Pandemic made Brazil go back ten years
If Brazil was already wasting the potential of its children before the pandemic, the health crisis has only worsened this situation, highlights the World Bank.
“In terms of child health, for example, 3.5 more out of every 10,000 children did not survive to the age of 5 in 2021, compared to 2019, in Southeast Brazil,” cites the bank in the report. “In addition, about 80,000 children may suffer stunting in Brazil due to the pandemic.”

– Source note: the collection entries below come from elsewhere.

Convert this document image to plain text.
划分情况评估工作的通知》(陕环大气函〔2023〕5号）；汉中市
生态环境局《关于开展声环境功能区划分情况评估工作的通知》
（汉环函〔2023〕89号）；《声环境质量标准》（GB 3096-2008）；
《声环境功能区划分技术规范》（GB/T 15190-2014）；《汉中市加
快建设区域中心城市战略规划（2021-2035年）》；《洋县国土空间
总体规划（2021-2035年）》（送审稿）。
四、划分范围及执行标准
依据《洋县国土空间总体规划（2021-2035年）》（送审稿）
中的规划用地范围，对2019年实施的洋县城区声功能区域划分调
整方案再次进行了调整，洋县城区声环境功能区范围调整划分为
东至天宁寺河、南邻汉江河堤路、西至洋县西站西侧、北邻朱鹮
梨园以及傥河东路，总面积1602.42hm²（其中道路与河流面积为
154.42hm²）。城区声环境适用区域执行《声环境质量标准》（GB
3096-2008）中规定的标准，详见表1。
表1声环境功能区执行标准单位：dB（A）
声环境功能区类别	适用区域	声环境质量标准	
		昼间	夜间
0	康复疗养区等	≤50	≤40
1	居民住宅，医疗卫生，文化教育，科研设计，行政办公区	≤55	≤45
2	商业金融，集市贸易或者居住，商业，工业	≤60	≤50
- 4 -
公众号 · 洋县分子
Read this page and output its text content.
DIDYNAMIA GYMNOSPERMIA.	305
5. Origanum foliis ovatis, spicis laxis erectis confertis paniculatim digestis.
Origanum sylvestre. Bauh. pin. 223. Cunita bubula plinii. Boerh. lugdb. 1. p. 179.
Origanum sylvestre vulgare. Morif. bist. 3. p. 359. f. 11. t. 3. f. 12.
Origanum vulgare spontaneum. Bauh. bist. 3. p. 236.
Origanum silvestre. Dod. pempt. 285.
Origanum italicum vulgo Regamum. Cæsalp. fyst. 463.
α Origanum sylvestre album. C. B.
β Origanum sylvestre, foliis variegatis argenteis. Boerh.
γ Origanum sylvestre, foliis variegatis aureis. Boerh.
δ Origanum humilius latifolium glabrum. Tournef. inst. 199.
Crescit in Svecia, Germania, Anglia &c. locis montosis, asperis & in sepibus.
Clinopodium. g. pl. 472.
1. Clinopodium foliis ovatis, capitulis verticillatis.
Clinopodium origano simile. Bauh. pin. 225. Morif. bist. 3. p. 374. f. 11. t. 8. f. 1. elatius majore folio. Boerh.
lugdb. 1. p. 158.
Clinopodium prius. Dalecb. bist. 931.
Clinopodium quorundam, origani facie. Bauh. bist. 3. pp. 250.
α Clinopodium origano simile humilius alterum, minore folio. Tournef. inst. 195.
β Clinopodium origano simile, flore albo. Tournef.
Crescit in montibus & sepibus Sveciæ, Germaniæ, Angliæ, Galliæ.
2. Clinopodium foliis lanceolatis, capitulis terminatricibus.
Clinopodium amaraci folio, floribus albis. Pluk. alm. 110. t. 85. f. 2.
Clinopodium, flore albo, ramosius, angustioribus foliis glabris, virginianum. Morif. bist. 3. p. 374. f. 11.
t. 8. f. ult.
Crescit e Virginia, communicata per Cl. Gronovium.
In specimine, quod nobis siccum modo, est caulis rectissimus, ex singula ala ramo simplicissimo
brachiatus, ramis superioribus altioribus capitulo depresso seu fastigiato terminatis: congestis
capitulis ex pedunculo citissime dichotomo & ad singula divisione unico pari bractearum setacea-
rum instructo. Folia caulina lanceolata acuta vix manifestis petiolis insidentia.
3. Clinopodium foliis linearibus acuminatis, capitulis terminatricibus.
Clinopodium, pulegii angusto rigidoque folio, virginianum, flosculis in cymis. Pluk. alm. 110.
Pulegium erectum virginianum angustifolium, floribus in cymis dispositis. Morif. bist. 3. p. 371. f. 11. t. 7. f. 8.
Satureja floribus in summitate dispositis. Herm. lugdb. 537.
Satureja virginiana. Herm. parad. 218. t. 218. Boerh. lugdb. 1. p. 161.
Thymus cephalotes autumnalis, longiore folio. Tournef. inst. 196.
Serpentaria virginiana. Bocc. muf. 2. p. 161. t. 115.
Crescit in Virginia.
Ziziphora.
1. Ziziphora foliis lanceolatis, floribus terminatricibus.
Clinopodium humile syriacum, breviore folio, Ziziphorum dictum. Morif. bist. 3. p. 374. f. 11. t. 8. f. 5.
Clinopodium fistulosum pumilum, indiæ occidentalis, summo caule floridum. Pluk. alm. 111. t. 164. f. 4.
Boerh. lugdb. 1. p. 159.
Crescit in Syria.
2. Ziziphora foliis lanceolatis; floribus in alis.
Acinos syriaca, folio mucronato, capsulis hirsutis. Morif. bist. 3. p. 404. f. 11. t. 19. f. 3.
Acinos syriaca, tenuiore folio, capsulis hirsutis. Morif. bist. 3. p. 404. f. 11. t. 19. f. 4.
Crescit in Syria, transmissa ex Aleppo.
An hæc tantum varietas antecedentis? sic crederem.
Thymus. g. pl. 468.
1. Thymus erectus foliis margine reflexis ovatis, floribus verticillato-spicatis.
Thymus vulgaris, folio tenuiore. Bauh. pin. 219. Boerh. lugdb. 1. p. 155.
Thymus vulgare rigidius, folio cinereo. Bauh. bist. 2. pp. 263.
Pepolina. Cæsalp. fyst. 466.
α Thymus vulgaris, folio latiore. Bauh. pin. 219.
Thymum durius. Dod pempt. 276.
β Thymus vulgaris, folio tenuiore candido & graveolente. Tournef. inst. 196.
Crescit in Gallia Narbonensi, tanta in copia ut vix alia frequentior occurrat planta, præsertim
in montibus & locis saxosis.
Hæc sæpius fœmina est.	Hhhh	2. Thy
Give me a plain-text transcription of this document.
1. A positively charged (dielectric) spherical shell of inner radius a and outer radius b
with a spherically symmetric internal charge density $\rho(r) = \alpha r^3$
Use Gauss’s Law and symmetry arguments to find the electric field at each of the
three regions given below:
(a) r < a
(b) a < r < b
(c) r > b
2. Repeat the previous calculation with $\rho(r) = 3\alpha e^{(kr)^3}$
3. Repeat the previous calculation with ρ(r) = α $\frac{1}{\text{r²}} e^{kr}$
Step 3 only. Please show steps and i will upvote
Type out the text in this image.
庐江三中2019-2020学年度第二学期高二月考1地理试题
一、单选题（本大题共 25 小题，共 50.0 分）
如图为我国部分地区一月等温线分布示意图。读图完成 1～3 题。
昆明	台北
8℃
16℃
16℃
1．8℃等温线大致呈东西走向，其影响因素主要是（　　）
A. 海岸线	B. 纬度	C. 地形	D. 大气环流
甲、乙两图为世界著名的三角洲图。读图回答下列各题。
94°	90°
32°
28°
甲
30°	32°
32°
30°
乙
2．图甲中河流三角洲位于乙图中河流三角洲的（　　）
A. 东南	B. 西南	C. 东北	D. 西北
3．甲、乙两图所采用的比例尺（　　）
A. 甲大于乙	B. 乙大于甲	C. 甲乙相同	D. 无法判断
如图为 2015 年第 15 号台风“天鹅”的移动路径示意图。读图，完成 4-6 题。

In education, schools were closed for 78 weeks, one of the longest closures in the world. Consequently, the share of children who cannot read and write jumped by 15 percentage points between 2019 and 2021, notes the international financial institution.
With all this, the Human Capital Index in Brazil fell from 60% to 54% between 2019 and 2021, estimates the World Bank, returning to the level of 2009. “In two years, the Covid-19 pandemic reversed the equivalent of one decade of advances in the ICH in Brazil”, observes the World Bank.

The road to recovery will be long, says the institution.
“Considering the growth rate before the pandemic, the ICH will take 10 to 13 years to return to the 2019 level in Brazil. That is, Brazil would reach the 2019 ICH again only in 2035.”
For Lautharte, reversing this situation requires a great effort of public policies, with recomposition of learning, which must be combined with the agenda to fight hunger, strengthening income transfer programs and public health policies.
Furthermore, says the economist, Brazil needs to learn from itself. For example, Ceará’s successful educational experience can be replicated in other states and municipalities.
“Even before the pandemic, Brazil had 52% of 10-year-olds who could not read a paragraph adapted for their age. So our goal should not be to go back to the pre-pandemic period, but to move towards a better scenario”, says Lautharte.
“We now have an opportunity to rethink some things and strengthen others. So knowing the ‘many Brazils’ is essential to know where to invest and who needs more help.”